A UNITA intensificou os sinais de aproximação a figuras históricas e militantes descontentes do MPLA, numa estratégia que pretende ampliar a frente política da oposição antes das eleições gerais de 2027.
Segundo informações divulgadas em círculos ligados à oposição, o presidente da UNITA, Adalberto Costa Júnior, terá convidado membros influentes do MPLA e sectores da sociedade civil para integrarem uma plataforma eleitoral focada na alternância política e no desgaste da maioria governamental.

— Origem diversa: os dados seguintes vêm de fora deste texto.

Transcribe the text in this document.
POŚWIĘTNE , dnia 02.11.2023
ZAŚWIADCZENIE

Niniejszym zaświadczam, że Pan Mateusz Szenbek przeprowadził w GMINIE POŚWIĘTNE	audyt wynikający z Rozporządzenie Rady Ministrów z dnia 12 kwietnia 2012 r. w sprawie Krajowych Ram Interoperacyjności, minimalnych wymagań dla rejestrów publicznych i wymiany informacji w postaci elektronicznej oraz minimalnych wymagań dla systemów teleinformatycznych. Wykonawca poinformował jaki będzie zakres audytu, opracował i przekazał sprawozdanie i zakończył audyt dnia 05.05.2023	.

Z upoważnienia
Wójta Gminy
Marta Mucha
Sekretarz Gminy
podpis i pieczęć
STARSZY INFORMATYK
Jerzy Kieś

O antigo primeiro-ministro Marcolino Moco surge entre as vozes críticas ao actual modelo de governação, defendendo que uma eventual liderança da UNITA poderia trazer maior pressão popular sobre o Executivo, mais abertura política e menos “bajulação” institucional. O discurso reforça a narrativa da oposição de que Angola vive um ciclo de desgaste político, económico e social sob domínio prolongado do MPLA.


A movimentação também revela uma disputa cada vez mais centrada na juventude. Com uma população maioritariamente jovem e fortemente activa nas redes sociais, cresce o sentimento de contestação ligado ao desemprego, custo de vida, liberdade de expressão e oportunidades económicas — factores que poderão pesar fortemente nas eleições de 2027.


Apesar do discurso optimista da oposição, analistas alertam que a verdadeira batalha não será apenas conquistar votos, mas garantir confiança no processo eleitoral, num país onde a Comissão Nacional Eleitoral de Angola continua no centro de suspeitas e tensões políticas.
Fonte: Declarações políticas públicas e posicionamentos ligados à UNITA e ao MPLA.